Orwell exposes the reality of the culture of imperialism. He kills the elephant because of the pressure from the Burmese crowd that is staring at him. It ironical that he does not want to kill the elephant even when he is handling the rifle lawfully, yet he still bends to the will of the crowd even with a lot of contradiction from his feelings. By killing the elephant, he is protected by the law and it assisted in maintaining and restoring order and provided meat for the population that was starving. Orwell represents the British while the elephant in this case is a victim of imperialism.

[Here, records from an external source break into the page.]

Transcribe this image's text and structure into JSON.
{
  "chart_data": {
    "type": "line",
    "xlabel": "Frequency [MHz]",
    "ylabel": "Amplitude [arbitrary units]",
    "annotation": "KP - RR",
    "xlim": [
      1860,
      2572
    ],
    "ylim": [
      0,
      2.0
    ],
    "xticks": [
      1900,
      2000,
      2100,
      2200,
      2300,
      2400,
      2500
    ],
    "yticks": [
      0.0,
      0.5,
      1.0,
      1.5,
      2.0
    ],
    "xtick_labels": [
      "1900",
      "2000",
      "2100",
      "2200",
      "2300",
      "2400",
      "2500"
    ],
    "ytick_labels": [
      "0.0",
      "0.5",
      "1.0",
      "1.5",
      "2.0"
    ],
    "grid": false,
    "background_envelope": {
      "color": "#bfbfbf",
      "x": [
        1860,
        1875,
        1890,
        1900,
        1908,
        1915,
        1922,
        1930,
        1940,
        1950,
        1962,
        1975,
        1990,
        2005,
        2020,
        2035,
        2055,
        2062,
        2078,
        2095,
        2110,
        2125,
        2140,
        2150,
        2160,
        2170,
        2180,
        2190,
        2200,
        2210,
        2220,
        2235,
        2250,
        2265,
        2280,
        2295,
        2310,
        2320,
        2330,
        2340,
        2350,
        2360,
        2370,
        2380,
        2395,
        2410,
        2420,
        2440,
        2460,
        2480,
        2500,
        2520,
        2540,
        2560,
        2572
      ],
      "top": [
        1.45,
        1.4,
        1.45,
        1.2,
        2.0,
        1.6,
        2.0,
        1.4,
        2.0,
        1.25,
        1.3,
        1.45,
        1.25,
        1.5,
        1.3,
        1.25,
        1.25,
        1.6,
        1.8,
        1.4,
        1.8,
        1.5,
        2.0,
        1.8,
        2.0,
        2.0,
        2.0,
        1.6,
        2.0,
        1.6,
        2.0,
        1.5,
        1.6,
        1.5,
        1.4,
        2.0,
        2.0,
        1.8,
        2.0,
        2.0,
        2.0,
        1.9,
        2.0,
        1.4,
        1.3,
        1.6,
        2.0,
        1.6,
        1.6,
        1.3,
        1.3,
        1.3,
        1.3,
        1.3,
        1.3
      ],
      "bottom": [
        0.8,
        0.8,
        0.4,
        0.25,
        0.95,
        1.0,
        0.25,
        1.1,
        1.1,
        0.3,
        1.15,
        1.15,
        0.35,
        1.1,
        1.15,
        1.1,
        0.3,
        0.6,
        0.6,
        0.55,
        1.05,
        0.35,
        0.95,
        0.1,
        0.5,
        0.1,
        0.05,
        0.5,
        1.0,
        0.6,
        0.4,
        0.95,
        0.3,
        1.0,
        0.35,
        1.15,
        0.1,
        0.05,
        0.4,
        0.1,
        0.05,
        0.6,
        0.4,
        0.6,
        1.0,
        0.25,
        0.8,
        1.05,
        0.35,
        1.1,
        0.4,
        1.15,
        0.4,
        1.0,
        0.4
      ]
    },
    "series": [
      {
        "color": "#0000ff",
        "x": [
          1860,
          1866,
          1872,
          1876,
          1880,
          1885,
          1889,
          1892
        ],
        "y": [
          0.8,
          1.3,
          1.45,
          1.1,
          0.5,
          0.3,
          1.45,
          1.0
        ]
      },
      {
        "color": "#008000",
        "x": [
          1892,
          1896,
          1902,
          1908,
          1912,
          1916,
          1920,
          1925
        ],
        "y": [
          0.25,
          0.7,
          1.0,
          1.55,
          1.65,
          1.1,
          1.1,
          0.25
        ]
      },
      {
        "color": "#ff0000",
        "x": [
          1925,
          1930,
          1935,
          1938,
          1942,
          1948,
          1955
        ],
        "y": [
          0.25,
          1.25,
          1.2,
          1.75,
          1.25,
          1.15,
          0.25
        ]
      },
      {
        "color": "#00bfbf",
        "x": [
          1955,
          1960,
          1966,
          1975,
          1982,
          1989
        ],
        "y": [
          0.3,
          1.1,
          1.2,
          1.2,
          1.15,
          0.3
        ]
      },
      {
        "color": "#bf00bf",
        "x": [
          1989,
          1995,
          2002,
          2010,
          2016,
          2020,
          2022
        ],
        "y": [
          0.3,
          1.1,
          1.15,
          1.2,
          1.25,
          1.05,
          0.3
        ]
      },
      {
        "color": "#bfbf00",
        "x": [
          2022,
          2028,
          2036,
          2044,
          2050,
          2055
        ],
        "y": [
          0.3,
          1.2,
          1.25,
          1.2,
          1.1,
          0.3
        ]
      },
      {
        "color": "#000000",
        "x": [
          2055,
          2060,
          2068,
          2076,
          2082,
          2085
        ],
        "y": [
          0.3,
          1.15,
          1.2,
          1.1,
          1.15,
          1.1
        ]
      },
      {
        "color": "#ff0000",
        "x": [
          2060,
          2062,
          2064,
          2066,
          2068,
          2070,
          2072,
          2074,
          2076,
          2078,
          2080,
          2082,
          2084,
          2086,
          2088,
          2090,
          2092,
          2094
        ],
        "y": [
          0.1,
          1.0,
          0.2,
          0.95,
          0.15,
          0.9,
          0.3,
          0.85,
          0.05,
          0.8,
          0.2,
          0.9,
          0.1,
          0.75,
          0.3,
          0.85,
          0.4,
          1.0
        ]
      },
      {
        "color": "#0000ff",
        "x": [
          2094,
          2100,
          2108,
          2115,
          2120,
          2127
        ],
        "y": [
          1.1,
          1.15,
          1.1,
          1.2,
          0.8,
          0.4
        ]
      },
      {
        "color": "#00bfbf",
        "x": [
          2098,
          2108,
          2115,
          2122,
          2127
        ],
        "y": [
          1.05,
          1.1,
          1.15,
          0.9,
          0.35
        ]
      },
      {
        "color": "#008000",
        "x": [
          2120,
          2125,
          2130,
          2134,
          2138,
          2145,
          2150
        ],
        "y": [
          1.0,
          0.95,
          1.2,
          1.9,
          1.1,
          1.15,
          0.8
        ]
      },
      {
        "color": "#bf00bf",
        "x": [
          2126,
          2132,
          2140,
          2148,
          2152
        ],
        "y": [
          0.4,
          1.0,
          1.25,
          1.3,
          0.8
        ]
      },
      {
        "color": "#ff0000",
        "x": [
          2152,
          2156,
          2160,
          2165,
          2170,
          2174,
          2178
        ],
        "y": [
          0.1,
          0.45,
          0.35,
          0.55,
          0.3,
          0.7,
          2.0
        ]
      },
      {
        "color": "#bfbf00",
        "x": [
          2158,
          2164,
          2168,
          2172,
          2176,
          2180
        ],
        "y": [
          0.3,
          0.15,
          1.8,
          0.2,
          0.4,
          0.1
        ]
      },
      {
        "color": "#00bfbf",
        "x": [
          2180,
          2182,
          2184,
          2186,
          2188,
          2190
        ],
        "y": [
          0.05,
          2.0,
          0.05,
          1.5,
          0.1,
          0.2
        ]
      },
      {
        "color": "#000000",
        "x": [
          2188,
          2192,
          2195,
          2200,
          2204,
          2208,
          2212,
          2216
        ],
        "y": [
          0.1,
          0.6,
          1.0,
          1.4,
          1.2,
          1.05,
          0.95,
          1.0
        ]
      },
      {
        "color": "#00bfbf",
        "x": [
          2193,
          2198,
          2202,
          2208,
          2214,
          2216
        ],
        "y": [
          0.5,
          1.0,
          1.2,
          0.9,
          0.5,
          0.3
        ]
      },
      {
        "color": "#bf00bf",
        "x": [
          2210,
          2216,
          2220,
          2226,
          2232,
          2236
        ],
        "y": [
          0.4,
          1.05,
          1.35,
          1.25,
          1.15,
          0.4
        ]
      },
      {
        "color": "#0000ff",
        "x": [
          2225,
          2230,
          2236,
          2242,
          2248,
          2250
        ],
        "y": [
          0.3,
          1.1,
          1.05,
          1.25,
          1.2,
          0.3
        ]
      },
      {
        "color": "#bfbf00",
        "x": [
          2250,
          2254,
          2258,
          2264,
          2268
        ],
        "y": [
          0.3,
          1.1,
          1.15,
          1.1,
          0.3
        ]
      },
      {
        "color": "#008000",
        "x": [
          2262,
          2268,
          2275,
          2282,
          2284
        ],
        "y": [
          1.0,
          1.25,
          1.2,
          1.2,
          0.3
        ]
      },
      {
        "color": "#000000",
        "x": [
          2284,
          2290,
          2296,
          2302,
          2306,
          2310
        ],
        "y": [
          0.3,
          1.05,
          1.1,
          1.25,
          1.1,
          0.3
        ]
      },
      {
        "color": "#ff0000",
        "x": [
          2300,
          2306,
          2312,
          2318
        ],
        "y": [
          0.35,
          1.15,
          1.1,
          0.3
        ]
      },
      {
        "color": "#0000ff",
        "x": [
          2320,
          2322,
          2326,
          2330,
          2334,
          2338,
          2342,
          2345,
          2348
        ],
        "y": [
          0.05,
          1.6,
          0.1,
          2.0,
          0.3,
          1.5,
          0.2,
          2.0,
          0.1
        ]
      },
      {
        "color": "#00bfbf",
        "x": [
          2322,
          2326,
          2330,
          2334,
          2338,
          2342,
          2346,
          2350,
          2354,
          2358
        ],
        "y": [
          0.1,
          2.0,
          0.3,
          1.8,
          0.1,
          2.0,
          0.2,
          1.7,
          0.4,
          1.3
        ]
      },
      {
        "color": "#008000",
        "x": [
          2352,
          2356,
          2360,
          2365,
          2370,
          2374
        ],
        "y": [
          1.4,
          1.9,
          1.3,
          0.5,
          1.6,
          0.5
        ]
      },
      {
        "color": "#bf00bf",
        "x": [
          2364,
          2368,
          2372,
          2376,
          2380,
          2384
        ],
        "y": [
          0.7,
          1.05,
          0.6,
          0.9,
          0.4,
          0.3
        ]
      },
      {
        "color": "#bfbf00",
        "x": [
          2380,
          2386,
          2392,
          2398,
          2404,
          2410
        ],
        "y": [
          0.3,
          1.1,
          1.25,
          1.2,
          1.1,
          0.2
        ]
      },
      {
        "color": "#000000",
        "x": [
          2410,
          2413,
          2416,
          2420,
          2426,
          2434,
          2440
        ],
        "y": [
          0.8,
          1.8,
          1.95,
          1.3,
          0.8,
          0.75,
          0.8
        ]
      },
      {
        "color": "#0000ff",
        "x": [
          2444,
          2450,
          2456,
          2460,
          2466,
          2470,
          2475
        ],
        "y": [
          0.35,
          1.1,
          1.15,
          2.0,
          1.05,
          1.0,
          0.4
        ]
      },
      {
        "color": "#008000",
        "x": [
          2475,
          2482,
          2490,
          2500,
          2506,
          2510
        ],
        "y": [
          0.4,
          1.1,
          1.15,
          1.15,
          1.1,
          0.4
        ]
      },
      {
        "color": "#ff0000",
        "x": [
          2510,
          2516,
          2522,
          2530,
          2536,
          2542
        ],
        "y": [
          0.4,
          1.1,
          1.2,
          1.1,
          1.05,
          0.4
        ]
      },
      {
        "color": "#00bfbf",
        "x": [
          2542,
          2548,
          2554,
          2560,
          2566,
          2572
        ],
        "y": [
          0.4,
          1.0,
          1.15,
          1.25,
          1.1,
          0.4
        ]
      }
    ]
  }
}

By killing a unique creature, Orwell does what he has to do by the standards of his empire. He may be possibly representing Burma and other countries that were shrunken by imperialism. Orwell is very allegorical in the sense that he keeps shooting the elephant in order to facilitate a quick death, but it makes it worse. This is similar to how Britain thought it was helping these other countries but causing destruction to them in reality.

Orwell brings out the picture of the elephant eating the grass peacefully. At this time, he feels that the elephant was harmless as it seemed to be settled. At this time, he saw it necessary not to shoot it contrary to the expectations of the crowd. The people from the east who were not natives thought that it was wise to act resolutely without any fear because the Europeans were resolute. Contrary to their thoughts, the British became driven by the will of the native people and acted as a puppet. He acted according to the mood of the crowd because if he left the elephant, the Burmese people would feel he was overwhelmed by fear and thus frightened. At this point, he would become a laughing stock and that is why he went forward and pulled the trigger.

In conclusion, Orwell regards imperialism as wicked. As a soldier, he had seen the oppression of the British Empire practically. Orwell developed a mental conflict, and he had personal reasons to hate the Burmese. The elephant exposed the hollowness of the British Empire and showed them that they were powerless.